The Student News Site of Tarrant County College

The Collegian

The Student News Site of Tarrant County College

The Collegian

Exhibit celebrates students

Peter Matthews/The Collegian

By Tikko Mercado/ reporter

Silent Communication, a student art exhibit, is open now through April 26 in College Hall (NCAB 1111) on NE Campus. 

NE art associate professor Cindy Hurt will show the work of her Painting I and II students.

“We are celebrating the students’ beautiful collection of diverse work,” she said.

The exhibit has no specific theme. Students in Painting II had different criteria than did those in Painting I.

“At the beginning of the semester, they chose their own theme,” Hurt said. “They worked in developing that theme through the semester from one painting to another.”

Painting I had different objectives.

“Some may have landscapes in there,” Hurt said. “Some may have complex still lives in the show from Painting I.”
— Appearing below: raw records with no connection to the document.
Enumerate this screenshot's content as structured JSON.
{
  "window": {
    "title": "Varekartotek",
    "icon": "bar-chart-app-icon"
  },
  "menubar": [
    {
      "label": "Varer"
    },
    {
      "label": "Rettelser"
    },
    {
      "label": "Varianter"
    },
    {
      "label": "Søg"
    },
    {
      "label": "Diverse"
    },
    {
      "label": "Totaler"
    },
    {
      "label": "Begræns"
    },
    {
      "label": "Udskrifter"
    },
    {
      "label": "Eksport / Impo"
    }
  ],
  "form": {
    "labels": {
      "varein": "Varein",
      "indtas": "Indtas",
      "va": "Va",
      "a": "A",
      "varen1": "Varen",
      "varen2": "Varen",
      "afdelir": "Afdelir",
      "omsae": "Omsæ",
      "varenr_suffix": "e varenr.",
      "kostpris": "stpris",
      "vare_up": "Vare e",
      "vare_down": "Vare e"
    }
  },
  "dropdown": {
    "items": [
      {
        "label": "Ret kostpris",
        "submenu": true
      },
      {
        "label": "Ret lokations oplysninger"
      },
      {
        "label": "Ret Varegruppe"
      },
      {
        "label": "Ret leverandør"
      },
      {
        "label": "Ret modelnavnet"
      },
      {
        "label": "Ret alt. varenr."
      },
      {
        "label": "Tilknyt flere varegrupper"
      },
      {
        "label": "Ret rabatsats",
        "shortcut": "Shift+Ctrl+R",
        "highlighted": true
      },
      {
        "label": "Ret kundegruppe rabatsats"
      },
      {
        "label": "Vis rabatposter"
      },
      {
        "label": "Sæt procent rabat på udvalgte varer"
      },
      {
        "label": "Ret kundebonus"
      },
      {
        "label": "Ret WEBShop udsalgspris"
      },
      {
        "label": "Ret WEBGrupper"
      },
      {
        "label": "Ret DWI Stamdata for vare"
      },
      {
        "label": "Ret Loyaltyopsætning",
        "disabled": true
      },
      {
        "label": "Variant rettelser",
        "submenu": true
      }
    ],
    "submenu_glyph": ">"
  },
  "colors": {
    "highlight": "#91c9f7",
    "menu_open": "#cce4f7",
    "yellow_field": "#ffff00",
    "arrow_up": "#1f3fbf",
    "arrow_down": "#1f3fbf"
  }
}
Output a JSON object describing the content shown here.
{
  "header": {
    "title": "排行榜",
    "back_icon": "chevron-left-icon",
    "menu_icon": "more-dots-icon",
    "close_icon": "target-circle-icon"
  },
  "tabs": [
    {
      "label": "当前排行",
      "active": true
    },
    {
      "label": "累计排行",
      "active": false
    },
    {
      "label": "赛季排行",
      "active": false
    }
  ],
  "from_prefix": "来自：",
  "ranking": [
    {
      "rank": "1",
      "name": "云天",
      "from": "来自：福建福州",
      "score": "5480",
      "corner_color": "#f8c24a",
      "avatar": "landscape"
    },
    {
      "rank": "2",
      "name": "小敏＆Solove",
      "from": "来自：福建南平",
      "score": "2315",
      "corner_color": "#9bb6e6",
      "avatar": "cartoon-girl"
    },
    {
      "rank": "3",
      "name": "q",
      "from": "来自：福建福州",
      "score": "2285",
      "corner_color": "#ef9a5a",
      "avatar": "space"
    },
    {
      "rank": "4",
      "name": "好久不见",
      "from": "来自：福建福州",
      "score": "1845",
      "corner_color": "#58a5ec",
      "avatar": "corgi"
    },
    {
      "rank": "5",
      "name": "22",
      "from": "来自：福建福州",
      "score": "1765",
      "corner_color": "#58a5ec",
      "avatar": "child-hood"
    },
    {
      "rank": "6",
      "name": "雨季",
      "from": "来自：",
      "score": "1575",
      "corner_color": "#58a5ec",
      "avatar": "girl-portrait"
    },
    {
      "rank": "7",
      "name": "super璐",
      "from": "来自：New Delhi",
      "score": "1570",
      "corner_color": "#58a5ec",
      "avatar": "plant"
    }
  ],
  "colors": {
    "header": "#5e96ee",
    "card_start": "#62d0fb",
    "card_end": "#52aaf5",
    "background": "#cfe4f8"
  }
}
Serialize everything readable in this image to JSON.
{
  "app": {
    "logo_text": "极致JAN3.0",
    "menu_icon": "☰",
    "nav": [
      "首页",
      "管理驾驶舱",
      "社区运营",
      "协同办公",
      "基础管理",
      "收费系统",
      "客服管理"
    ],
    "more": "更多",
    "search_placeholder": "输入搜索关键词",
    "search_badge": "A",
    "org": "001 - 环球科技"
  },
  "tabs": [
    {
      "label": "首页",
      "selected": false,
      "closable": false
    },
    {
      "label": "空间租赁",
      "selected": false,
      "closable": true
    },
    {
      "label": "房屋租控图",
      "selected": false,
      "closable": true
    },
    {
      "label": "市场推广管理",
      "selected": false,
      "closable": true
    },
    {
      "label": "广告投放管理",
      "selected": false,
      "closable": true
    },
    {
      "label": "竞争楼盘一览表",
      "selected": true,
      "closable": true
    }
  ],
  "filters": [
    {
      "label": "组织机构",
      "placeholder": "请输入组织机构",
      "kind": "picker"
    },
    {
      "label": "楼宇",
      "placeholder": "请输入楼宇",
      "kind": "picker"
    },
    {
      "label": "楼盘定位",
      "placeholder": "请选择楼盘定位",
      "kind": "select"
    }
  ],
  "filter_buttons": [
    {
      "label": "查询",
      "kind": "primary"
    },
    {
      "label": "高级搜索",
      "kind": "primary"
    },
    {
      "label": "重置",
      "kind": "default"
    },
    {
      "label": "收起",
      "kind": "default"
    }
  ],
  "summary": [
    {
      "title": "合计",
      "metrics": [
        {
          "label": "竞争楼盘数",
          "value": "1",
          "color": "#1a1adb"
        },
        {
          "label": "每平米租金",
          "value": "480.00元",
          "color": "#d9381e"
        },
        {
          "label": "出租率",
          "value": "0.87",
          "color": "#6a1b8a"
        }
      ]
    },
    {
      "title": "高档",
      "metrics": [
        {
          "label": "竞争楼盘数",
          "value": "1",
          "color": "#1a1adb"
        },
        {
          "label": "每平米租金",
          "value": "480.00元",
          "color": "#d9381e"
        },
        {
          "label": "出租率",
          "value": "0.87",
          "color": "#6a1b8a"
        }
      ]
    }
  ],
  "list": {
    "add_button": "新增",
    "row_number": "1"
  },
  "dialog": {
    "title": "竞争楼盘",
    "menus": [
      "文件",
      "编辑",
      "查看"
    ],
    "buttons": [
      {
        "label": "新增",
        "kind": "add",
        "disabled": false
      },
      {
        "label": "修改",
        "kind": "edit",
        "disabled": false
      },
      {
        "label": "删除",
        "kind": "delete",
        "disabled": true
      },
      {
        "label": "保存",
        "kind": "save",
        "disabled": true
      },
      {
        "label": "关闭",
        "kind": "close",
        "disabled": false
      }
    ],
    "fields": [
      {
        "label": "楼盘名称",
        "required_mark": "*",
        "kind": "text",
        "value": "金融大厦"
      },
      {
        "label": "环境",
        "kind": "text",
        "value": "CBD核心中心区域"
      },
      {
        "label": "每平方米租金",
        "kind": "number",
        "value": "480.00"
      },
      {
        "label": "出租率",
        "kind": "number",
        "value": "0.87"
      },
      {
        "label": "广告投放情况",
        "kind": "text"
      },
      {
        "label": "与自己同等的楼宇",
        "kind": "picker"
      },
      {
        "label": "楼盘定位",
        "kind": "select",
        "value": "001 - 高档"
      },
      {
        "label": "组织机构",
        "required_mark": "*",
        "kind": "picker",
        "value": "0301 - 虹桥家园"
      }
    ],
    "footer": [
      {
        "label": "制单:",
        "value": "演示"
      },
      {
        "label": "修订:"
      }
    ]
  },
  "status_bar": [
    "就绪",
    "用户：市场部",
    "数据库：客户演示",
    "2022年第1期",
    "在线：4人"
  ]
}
Students in Hurt’s class are not all art majors.

“Some of them just enjoy art,” she said. “They’re math majors. I have a chemistry major in the class, but they like art. They talk about minoring in art.”

Only selected works that meet Hurt’s criteria are displayed.

“They have to meet a certain aesthetic level or finished quality,” she said. “We talked about what it means to have a finished painting, and we discuss that during critiques.”

The presentation of an artwork in an exhibition is as crucial as every stroke of a paint brush on a canvas, Hurt said.

“The exhibition itself is real important. It has to do with seeing the work in a different environment,” she said. “It also takes them through a process where they’re learning to take a painting through a series of steps and with the final step having to do with presentation. Lighting affects the painting. Even the wall or the installation is almost like a huge painting.”

Along with consistency, rhythm and tweaking minor details like edges or smudges that shouldn’t be there are what makes a beautiful painting, Hurt said.

“Every stroke should have an intent,” she said. “Every mark has to be important. There’s an intention to every mark.”

Students whose paintings have been selected for the exhibit had their own description of their work.

Student Flora Bowley named her oil paintings of photographs of flowers after her sisters and a photograph of a tree after her mother.

“My sister wrote about a wild garden and how there are these flowers and they’re all different and they’re all unique and they’re all beautiful,” she said. “And when I had to name these paintings, I decided to do a series and paint one after each one of my sisters.”

Flora described her painting of a tree to be a representation of her mother.

“I call it ‘Mi Madre,’” she said. “This painting’s photograph originally had leaves on the left, but my father passed away, so I thought my mom is still going strong. The empty space is for my dad.”

Lynn Snyder described her painting “The Feet” to be full of colors.

“I had gotten a painting that was used, and I had painted over it,” she said. “After I painted over it, I saw that it looked like there were feet planted somewhere, so I just started painting.”

Student Nick Campo described his style of painting.

“If I had to pick, it’s like more of an expression style,” he said. “It’s pretty much all over the place.”

The opening reception is 5-7 p.m. April 19. NE music department chair Karen Parsons will be the pianist for the reception. Everyone is invited, and refreshments will be served.